Votre pays ne vous plaît pas ? Inventez-en un autre ! Ils s'appellent Christiania, République de Conch, Principauté de Hutt River ou de Seborga, Ladonia, Sealand, Royaume de Redonda... Ce sont des micronations, qu'une poignée de personnes ont un jour déclarées indépendantes.
[...]
La principauté de Hutt River, à 500 kilomètres de Perth en Australie, est une exploitation agricole de 75km2, proclamée indépendante en 1970. Son propriétaire, Leonard George Casley, refusait les quotas de production imposés par le gouvernement et qui risquaient de le ruiner. Il a multiplié les procès, obtenu le droit de vendre du vin sans licence, de diffuser des émissions de radio libre. Faute de sanctions réelles, il profite toujours aujourd'hui d'un flou juridique qui lui permet de ne pas payer d'impôt à l'Australie et de proposer d'enregistrer sur son territoire des banques ou des entreprises étrangères.
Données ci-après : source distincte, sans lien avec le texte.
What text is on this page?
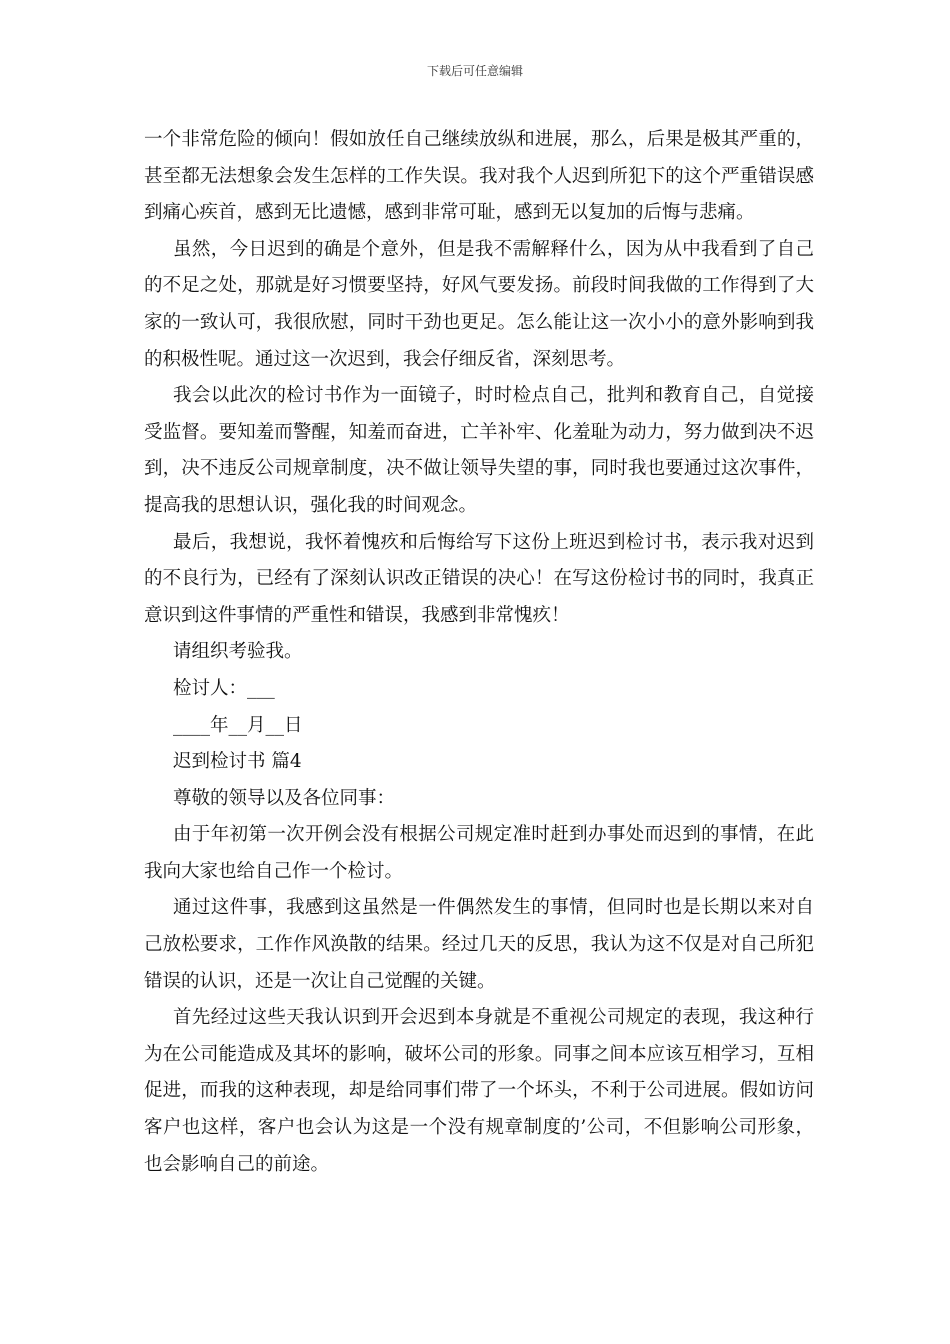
下载后可任意编辑

一个非常危险的倾向！假如放任自己继续放纵和进展，那么，后果是极其严重的，甚至都无法想象会发生怎样的工作失误。我对我个人迟到所犯下的这个严重错误感到痛心疾首，感到无比遗憾，感到非常可耻，感到无以复加的后悔与悲痛。

虽然，今日迟到的确是个意外，但是我不需解释什么，因为从中我看到了自己的不足之处，那就是好习惯要坚持，好风气要发扬。前段时间我做的工作得到了大家的一致认可，我很欣慰，同时干劲也更足。怎么能让这一次小小的意外影响到我的积极性呢。通过这一次迟到，我会仔细反省，深刻思考。

我会以此次的检讨书作为一面镜子，时时检点自己，批判和教育自己，自觉接受监督。要知羞而警醒，知羞而奋进，亡羊补牢、化羞耻为动力，努力做到决不迟到，决不违反公司规章制度，决不做让领导失望的事，同时我也要通过这次事件，提高我的思想认识，强化我的时间观念。

最后，我想说，我怀着愧疚和后悔给写下这份上班迟到检讨书，表示我对迟到的不良行为，已经有了深刻认识改正错误的决心！在写这份检讨书的同时，我真正意识到这件事情的严重性和错误，我感到非常愧疚！

请组织考验我。

检讨人：___

____年__月__日

迟到检讨书 篇4

尊敬的领导以及各位同事：

由于年初第一次开例会没有根据公司规定准时赶到办事处而迟到的事情，在此我向大家也给自己作一个检讨。

通过这件事，我感到这虽然是一件偶然发生的事情，但同时也是长期以来对自己放松要求，工作作风涣散的结果。经过几天的反思，我认为这不仅是对自己所犯错误的认识，还是一次让自己觉醒的关键。

首先经过这些天我认识到开会迟到本身就是不重视公司规定的表现，我这种行为在公司能造成及其坏的影响，破坏公司的形象。同事之间本应该互相学习，互相促进，而我的这种表现，却是给同事们带了一个坏头，不利于公司进展。假如访问客户也这样，客户也会认为这是一个没有规章制度的’公司，不但影响公司形象，也会影响自己的前途。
Si le tourisme et l'agriculture assurent l'essentiel de l'économie du « pays », qui revendique un millier de résidents et 20 000 visiteurs chaque année, le « prince » Leonard a réussi un formidable coup médiatique en accueillant en 2005 Jean-Pierre Raveneau, l'inventeur français du Viralgic, un médicament contre le sida très controversé, dont Paris refuse l'autorisation de mise sur le marché. La société qui le fabrique, Pharma Concept, est désormais délocalisée à Hutt River qui lui a délivré une licence de commercialisation et l'aide à trouver des débouchés en Afrique !

C'est également un procès qui a permis à la République de Conch de naître en Floride en 1982. Dennis Wardlow, à l'époque maire de Key West, débouté après avoir porté plainte contre un contrôle de police qui avait bloqué trop longtemps l'accès à l'archipel, décrète son indépendance et se proclame premier ministre. Conch, que les États-Unis n'ont jamais reconnu, a aujourd'hui un roi, Mel Fisher, et un ambassadeur en France, Roger Hobby... diplomate à l'OCDE ! Quand on lui demande s'il prend son rôle au sérieux, cet homme de 32 ans, qui est tombé amoureux de la région alors qu'il y était en vacances en 1988, répond « moitié-moitié ». Il a décroché son poste après avoir organisé une fête à Paris en l'honneur de la République, mais il assure que la moitié des 78 000 habitants des Keys se sentent des véritables résidents de Conch et que les touristes les adorent.
[...]
Les bonnes affaires des États fantômes in Le Figaro du 10 mai 2007


Quant à ceux qui s'étonneraient de l'occurence de cet épisode [...], ils oublient que nous ne sommes pas ici dans un roman, ni soumis comme il le serait aux lois de la vraisemblance.